Friday, September 17, 2004

The Ramones

"The Ramones were loud and fast. Everyone knows that, even the poor, blind saps who never loved the band. But The Ramones were many other things, and gloriously so, from the moment of their inception in Forest Hills, New York, in 1974, until their final concert, #2,263, in Los Angeles on August 6, 1996.

They were prolific—releasing 21 studio and live albums between 1976 and 1996—and professional, typically cutting all of the basic tracks for one of those studio LPs in a matter of days.

...The Ramones were also first: The first band of the mid-70's New York punk-rock uprising to get a major-label record contract and put an album out; the first to rock the nation on the road and teach the British how noise annoys; the first new American group of the decade to kick the smug, yellow-bellied shit out of a '60s superstar aristocracy running on cocaine-and-caviar autopilot."

—excerpt from The Ramones...Loud and Fast by David Fricke

I'm a pinhead and proud of it. When Joey died, I got really depressed.

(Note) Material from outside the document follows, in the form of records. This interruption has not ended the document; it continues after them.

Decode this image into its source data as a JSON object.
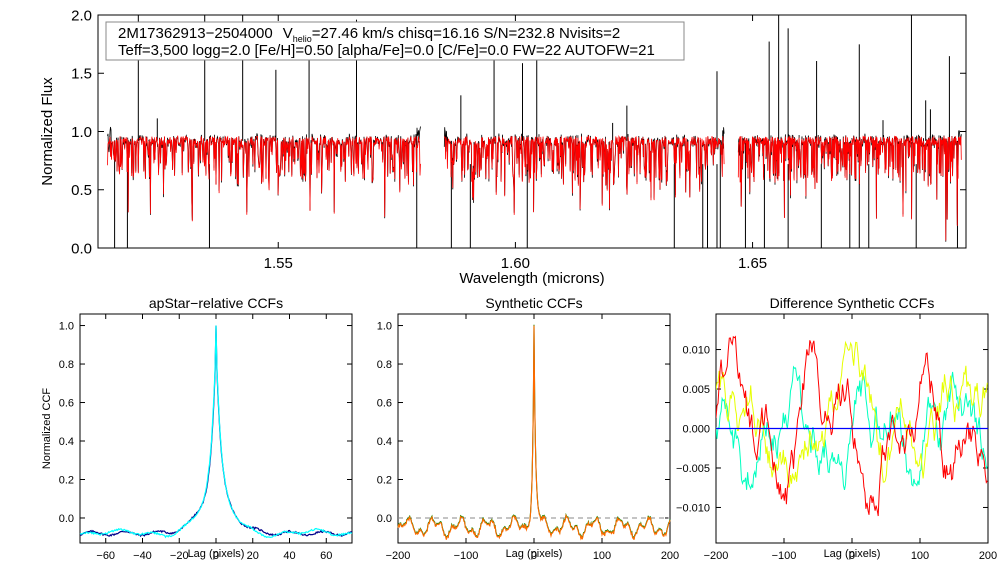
{
  "header": {
    "line1_star": "2M17362913−2504000",
    "line1_v": "V",
    "line1_v_sub": "helio",
    "line1_rest": "=27.46 km/s  chisq=16.16  S/N=232.8  Nvisits=2",
    "line2": "Teff=3,500 logg=2.0 [Fe/H]=0.50 [alpha/Fe]=0.0 [C/Fe]=0.0 FW=22 AUTOFW=21"
  },
  "colors": {
    "observed": "#000000",
    "model": "#ff0000",
    "ccf_a": "#00ffff",
    "ccf_b": "#00008b",
    "ccf_c": "#ff6a00",
    "ccf_d": "#008b00",
    "diff_cyan": "#00ffc0",
    "diff_yellow": "#e6ff00",
    "diff_red": "#ff0000",
    "zero_line": "#0000ff"
  },
  "chart_data": [
    {
      "id": "spectrum",
      "type": "line",
      "title": "",
      "xlabel": "Wavelength (microns)",
      "ylabel": "Normalized Flux",
      "xlim": [
        1.512,
        1.695
      ],
      "ylim": [
        0.0,
        2.0
      ],
      "xticks": [
        1.55,
        1.6,
        1.65
      ],
      "xtick_labels": [
        "1.55",
        "1.60",
        "1.65"
      ],
      "yticks": [
        0.0,
        0.5,
        1.0,
        1.5,
        2.0
      ],
      "ytick_labels": [
        "0.0",
        "0.5",
        "1.0",
        "1.5",
        "2.0"
      ],
      "chips": [
        [
          1.514,
          1.58
        ],
        [
          1.585,
          1.644
        ],
        [
          1.647,
          1.694
        ]
      ],
      "continuum": 0.92,
      "series": [
        {
          "name": "observed spectrum",
          "color_key": "observed"
        },
        {
          "name": "model spectrum",
          "color_key": "model"
        }
      ]
    },
    {
      "id": "apstar",
      "type": "line",
      "title": "apStar−relative CCFs",
      "xlabel": "Lag (pixels)",
      "ylabel": "Normalized CCF",
      "xlim": [
        -74,
        74
      ],
      "ylim": [
        -0.13,
        1.06
      ],
      "xticks": [
        -60,
        -40,
        -20,
        0,
        20,
        40,
        60
      ],
      "xtick_labels": [
        "−60",
        "−40",
        "−20",
        "0",
        "20",
        "40",
        "60"
      ],
      "yticks": [
        0.0,
        0.2,
        0.4,
        0.6,
        0.8,
        1.0
      ],
      "ytick_labels": [
        "0.0",
        "0.2",
        "0.4",
        "0.6",
        "0.8",
        "1.0"
      ],
      "peak": {
        "x": 0,
        "y": 1.0
      },
      "series": [
        {
          "name": "CCF 1",
          "color_key": "ccf_b"
        },
        {
          "name": "CCF 2",
          "color_key": "ccf_a"
        }
      ]
    },
    {
      "id": "synth",
      "type": "line",
      "title": "Synthetic CCFs",
      "xlabel": "Lag (pixels)",
      "ylabel": "",
      "xlim": [
        -200,
        200
      ],
      "ylim": [
        -0.13,
        1.06
      ],
      "xticks": [
        -200,
        -100,
        0,
        100,
        200
      ],
      "xtick_labels": [
        "−200",
        "−100",
        "0",
        "100",
        "200"
      ],
      "yticks": [
        0.0,
        0.2,
        0.4,
        0.6,
        0.8,
        1.0
      ],
      "ytick_labels": [
        "0.0",
        "0.2",
        "0.4",
        "0.6",
        "0.8",
        "1.0"
      ],
      "peak": {
        "x": 0,
        "y": 1.0
      },
      "zero_line": "dashed",
      "series": [
        {
          "name": "CCF 1",
          "color_key": "ccf_d"
        },
        {
          "name": "CCF 2",
          "color_key": "ccf_c"
        }
      ]
    },
    {
      "id": "diff",
      "type": "line",
      "title": "Difference Synthetic CCFs",
      "xlabel": "Lag (pixels)",
      "ylabel": "",
      "xlim": [
        -200,
        200
      ],
      "ylim": [
        -0.0145,
        0.0145
      ],
      "xticks": [
        -200,
        -100,
        0,
        100,
        200
      ],
      "xtick_labels": [
        "−200",
        "−100",
        "0",
        "100",
        "200"
      ],
      "yticks": [
        -0.01,
        -0.005,
        0.0,
        0.005,
        0.01
      ],
      "ytick_labels": [
        "−0.010",
        "−0.005",
        "0.000",
        "0.005",
        "0.010"
      ],
      "zero_line": "solid",
      "series": [
        {
          "name": "difference 1",
          "color_key": "diff_cyan"
        },
        {
          "name": "difference 2",
          "color_key": "diff_yellow"
        },
        {
          "name": "difference 3",
          "color_key": "diff_red"
        }
      ]
    }
  ]
}
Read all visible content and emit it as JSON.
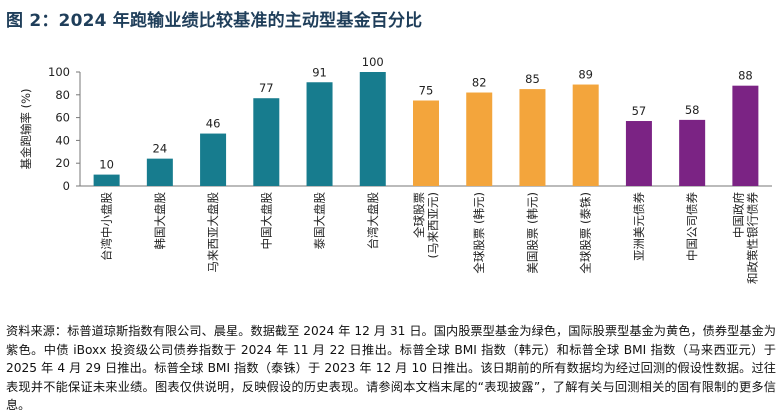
{
  "figure": {
    "title": "图 2：2024 年跑输业绩比较基准的主动型基金百分比"
  },
  "chart_data": {
    "type": "bar",
    "title": "图 2：2024 年跑输业绩比较基准的主动型基金百分比",
    "ylabel": "基金跑输率 (%)",
    "xlabel": "",
    "ylim": [
      0,
      100
    ],
    "yticks": [
      0,
      20,
      40,
      60,
      80,
      100
    ],
    "grid": false,
    "categories": [
      [
        "台湾中小盘股"
      ],
      [
        "韩国大盘股"
      ],
      [
        "马来西亚大盘股"
      ],
      [
        "中国大盘股"
      ],
      [
        "泰国大盘股"
      ],
      [
        "台湾大盘股"
      ],
      [
        "全球股票",
        "(马来西亚元)"
      ],
      [
        "全球股票 (韩元)"
      ],
      [
        "美国股票 (韩元)"
      ],
      [
        "全球股票 (泰铢)"
      ],
      [
        "亚洲美元债券"
      ],
      [
        "中国公司债券"
      ],
      [
        "中国政府",
        "和政策性银行债券"
      ]
    ],
    "values": [
      10,
      24,
      46,
      77,
      91,
      100,
      75,
      82,
      85,
      89,
      57,
      58,
      88
    ],
    "groups": [
      "domestic-equity",
      "domestic-equity",
      "domestic-equity",
      "domestic-equity",
      "domestic-equity",
      "domestic-equity",
      "intl-equity",
      "intl-equity",
      "intl-equity",
      "intl-equity",
      "bond",
      "bond",
      "bond"
    ],
    "colors": {
      "domestic-equity": "#177c8e",
      "intl-equity": "#f3a53c",
      "bond": "#7b2384"
    }
  },
  "source_note": "资料来源：标普道琼斯指数有限公司、晨星。数据截至 2024 年 12 月 31 日。国内股票型基金为绿色，国际股票型基金为黄色，债券型基金为紫色。中债 iBoxx 投资级公司债券指数于 2024 年 11 月 22 日推出。标普全球 BMI 指数（韩元）和标普全球 BMI 指数（马来西亚元）于 2025 年 4 月 29 日推出。标普全球 BMI 指数（泰铢）于 2023 年 12 月 10 日推出。该日期前的所有数据均为经过回测的假设性数据。过往表现并不能保证未来业绩。图表仅供说明，反映假设的历史表现。请参阅本文档末尾的“表现披露”，了解有关与回测相关的固有限制的更多信息。"
}
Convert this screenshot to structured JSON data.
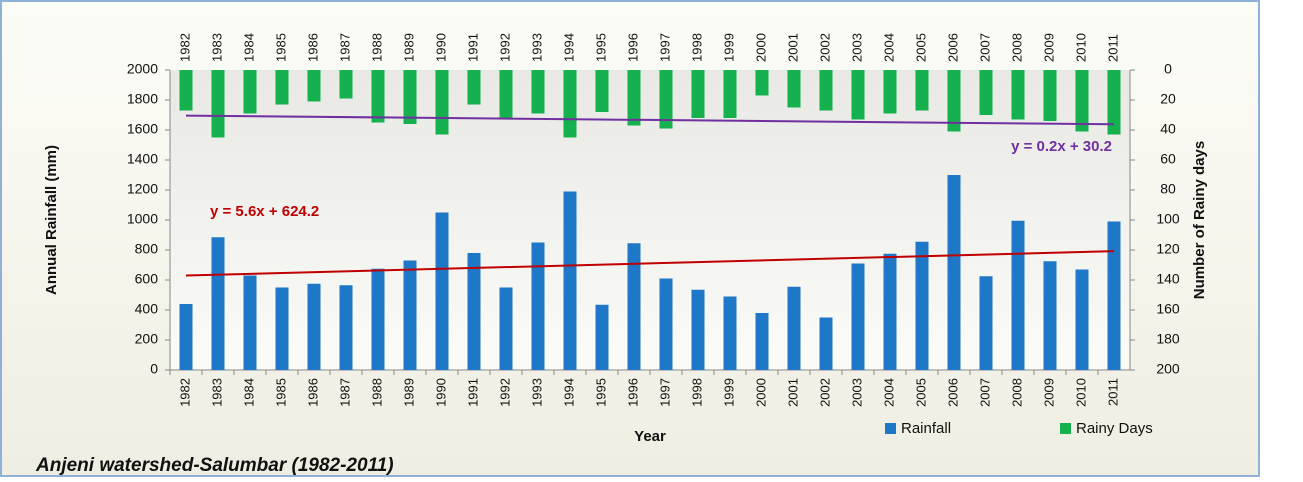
{
  "chart_data": {
    "type": "bar",
    "title": "Anjeni watershed-Salumbar (1982-2011)",
    "x_label": "Year",
    "y_label": "Annual Rainfall (mm)",
    "y2_label": "Number of Rainy days",
    "categories": [
      "1982",
      "1983",
      "1984",
      "1985",
      "1986",
      "1987",
      "1988",
      "1989",
      "1990",
      "1991",
      "1992",
      "1993",
      "1994",
      "1995",
      "1996",
      "1997",
      "1998",
      "1999",
      "2000",
      "2001",
      "2002",
      "2003",
      "2004",
      "2005",
      "2006",
      "2007",
      "2008",
      "2009",
      "2010",
      "2011"
    ],
    "series": [
      {
        "name": "Rainfall",
        "color": "#1f77c8",
        "axis": "y",
        "values": [
          440,
          885,
          630,
          550,
          575,
          565,
          675,
          730,
          1050,
          780,
          550,
          850,
          1190,
          435,
          845,
          610,
          535,
          490,
          380,
          555,
          350,
          710,
          775,
          855,
          1300,
          625,
          995,
          725,
          670,
          990
        ]
      },
      {
        "name": "Rainy Days",
        "color": "#16b14f",
        "axis": "y2",
        "values": [
          27,
          45,
          29,
          23,
          21,
          19,
          35,
          36,
          43,
          23,
          33,
          29,
          45,
          28,
          37,
          39,
          32,
          32,
          17,
          25,
          27,
          33,
          29,
          27,
          41,
          30,
          33,
          34,
          41,
          43
        ]
      }
    ],
    "trendlines": [
      {
        "label": "y = 5.6x + 624.2",
        "slope": 5.6,
        "intercept": 624.2,
        "color": "#c00000",
        "axis": "y"
      },
      {
        "label": "y = 0.2x + 30.2",
        "slope": 0.2,
        "intercept": 30.2,
        "color": "#7030a0",
        "axis": "y2"
      }
    ],
    "ylim": [
      0,
      2000
    ],
    "yticks": [
      0,
      200,
      400,
      600,
      800,
      1000,
      1200,
      1400,
      1600,
      1800,
      2000
    ],
    "y2lim": [
      0,
      200
    ],
    "y2ticks": [
      0,
      20,
      40,
      60,
      80,
      100,
      120,
      140,
      160,
      180,
      200
    ],
    "y2_inverted": true
  }
}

Cause: no Ramones reunion tours, no possiblity. Also it reminded me forcibly that time passes and the song don't fuckin' remain the fuckin' same. Fuck it. With the passing of Dee Dee and Johnny my depression grows. I'm such a big fan. Ramones music, to me, is the heart of Rock n Roll and American pop culture, along with such greats as Buddy Holly, Chuck Berry, and Jerry Lee Lewis. They were all originals.

So, I've made a decision to do a series of Ramones posts exploring their history and contributions to the genre of Punk Rock called Night of The Ramones. I hope you don't get bored but there it is. Maybe you'll learn something new. I don't know how long this will last—and I will post on other subjects—but get ready for a shitload of The Ramones.